Land der Camarões (Krabben) nannten im 15. Jahrhundert portugiesische Seefahrer und Entdecker Kamerun. Von 1884 bis 1918 nannte das Deutsche Reich die Region „Deutsches Schutzgebiet“, brachte u. a. Straßen und Schulen ins Land und „deutsche Bananen“ nach Berlin. Ab 1919 stand Kamerun unter Mandat des Völkerbundes und blieb bis zur Unabhängigkeit 1960/61 unter England und Frankreich aufgeteilt. Von Beginn an ist die Republik Kamerun eher eine Fassadendemokratie. Präsident Paul Biya regiert seit 1982 zunehmend selbstherrlich…

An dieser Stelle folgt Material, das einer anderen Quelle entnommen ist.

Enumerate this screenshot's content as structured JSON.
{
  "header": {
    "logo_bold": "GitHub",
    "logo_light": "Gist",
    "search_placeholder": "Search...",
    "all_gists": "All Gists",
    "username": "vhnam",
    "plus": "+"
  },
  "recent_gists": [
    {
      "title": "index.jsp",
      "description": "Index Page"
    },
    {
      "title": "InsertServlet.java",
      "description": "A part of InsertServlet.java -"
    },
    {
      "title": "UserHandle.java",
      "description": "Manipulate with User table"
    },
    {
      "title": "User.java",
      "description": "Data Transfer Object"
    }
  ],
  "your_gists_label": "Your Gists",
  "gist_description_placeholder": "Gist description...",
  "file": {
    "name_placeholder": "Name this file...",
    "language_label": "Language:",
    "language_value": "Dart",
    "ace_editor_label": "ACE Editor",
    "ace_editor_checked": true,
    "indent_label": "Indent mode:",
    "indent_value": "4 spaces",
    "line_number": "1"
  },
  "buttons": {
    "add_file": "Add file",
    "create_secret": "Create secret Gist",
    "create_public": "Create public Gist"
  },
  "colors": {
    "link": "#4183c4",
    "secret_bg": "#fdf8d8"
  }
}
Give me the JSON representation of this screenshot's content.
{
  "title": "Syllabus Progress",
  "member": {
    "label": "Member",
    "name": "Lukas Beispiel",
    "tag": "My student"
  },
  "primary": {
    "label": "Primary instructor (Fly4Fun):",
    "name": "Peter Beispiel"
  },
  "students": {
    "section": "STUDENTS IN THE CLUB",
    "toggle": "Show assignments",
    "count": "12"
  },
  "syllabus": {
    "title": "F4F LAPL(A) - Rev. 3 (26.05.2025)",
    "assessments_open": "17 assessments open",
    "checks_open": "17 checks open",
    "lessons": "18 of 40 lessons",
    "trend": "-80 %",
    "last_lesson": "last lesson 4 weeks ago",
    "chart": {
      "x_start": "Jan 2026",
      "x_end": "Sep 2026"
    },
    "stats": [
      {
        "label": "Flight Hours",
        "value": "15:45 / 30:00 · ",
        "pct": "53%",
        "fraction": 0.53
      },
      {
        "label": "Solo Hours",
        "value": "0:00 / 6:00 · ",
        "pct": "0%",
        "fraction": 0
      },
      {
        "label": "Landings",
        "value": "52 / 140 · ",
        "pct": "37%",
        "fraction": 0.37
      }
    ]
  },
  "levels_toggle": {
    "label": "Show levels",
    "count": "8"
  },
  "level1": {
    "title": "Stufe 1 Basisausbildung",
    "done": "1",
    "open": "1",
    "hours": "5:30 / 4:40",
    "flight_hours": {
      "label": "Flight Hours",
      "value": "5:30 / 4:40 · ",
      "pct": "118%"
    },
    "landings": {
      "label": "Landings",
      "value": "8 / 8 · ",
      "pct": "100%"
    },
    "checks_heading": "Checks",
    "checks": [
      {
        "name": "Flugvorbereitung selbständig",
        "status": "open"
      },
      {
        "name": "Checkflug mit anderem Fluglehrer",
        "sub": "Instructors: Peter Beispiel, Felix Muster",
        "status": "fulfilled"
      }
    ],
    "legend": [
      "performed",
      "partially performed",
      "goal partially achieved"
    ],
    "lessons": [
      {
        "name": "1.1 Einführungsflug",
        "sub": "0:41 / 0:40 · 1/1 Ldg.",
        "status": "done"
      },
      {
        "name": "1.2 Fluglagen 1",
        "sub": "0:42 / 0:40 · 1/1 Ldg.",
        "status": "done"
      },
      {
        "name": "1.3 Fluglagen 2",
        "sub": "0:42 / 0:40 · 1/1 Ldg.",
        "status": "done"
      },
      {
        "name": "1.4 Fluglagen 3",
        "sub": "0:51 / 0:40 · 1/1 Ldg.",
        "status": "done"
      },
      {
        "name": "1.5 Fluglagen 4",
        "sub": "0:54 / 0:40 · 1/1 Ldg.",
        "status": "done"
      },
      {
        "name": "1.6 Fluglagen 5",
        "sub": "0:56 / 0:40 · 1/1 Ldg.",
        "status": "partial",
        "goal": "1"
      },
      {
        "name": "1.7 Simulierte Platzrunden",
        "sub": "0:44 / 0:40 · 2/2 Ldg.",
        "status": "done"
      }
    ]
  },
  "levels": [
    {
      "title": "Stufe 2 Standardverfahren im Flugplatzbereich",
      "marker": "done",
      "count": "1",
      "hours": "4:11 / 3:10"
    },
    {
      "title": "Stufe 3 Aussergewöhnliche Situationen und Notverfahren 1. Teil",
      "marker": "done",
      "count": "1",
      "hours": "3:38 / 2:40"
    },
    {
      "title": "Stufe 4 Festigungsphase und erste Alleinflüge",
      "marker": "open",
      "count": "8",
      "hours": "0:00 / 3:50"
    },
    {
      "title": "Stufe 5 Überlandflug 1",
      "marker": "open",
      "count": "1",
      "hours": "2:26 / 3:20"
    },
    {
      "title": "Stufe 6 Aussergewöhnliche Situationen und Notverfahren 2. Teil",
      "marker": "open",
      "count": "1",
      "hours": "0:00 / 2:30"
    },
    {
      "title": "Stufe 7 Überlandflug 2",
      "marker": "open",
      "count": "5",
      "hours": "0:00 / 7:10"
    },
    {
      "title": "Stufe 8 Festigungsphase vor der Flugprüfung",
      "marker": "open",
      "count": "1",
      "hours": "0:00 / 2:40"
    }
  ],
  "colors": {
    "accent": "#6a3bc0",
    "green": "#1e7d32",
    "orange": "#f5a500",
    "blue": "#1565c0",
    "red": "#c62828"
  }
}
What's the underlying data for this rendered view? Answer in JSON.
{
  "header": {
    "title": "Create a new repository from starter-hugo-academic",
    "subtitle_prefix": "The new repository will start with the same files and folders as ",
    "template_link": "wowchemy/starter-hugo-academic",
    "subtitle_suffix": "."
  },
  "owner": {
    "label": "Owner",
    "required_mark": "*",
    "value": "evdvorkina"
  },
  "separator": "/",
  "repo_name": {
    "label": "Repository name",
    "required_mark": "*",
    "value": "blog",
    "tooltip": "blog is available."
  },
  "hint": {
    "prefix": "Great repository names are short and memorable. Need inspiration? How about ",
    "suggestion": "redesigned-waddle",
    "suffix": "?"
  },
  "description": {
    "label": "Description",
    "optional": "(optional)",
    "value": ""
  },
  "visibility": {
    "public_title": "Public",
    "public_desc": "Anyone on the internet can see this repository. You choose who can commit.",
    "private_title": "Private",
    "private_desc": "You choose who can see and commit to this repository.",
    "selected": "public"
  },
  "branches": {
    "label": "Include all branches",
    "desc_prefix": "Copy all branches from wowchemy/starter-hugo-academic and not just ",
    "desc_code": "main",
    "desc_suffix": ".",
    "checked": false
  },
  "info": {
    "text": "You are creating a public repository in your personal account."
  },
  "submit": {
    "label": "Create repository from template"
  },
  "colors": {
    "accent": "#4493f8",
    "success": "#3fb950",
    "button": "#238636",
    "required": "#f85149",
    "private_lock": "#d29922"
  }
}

Die Reichtümer des Landes wie Holz, Bodenschätze, Öl, Kaffee und Bananen bringen nur wenigen Menschen Gewinn: Über die Hälfte lebt unter der Armutsgrenze. Immerhin haben 79 % Lesen und Schreiben gelernt (Mädchen deutlich weniger), aber wer gut ausgebildet ist, sucht eine Chance im Ausland – nicht nur als Fußballer. In den großen Städten wie der Hauptstadt Yaoundé und der Handelsmetropole Douala, wo Frauen ihre Produkte als „Bayam-Sellam“ vermarkten und junge Männer mit Mopedtaxis versuchen, Geld zu verdienen, gibt es viel Gewalt und Rechtsunsicherheit.

Alles, was Atem hat, lobe Gott? Was gibt es denn da zu loben und zu preisen im alltäglichen Leben in Kamerun? Außer der wunderbaren Landschaft wohl wenig. Aber darum geht es den Weltgebetstagsfrauen ja auch gar nicht. Sie wollen Gott loben, der ihnen das Leben geschenkt hat, den Atem, mit dem sie immer wieder neu Hoffnung schöpfen können und Kraft finden, für Veränderungen zum Guten. Afrikanische und erst recht christliche Menschen jammern nicht. Sie können sich freuen aus tiefstem Herzen über alle Probleme hinweg, denn sie fühlen sich geborgen in der Liebe Gottes. Am Weltgebetstag wollen sie alle Welt mitreißen in einen großen Freudentanz zum Lobe Gottes.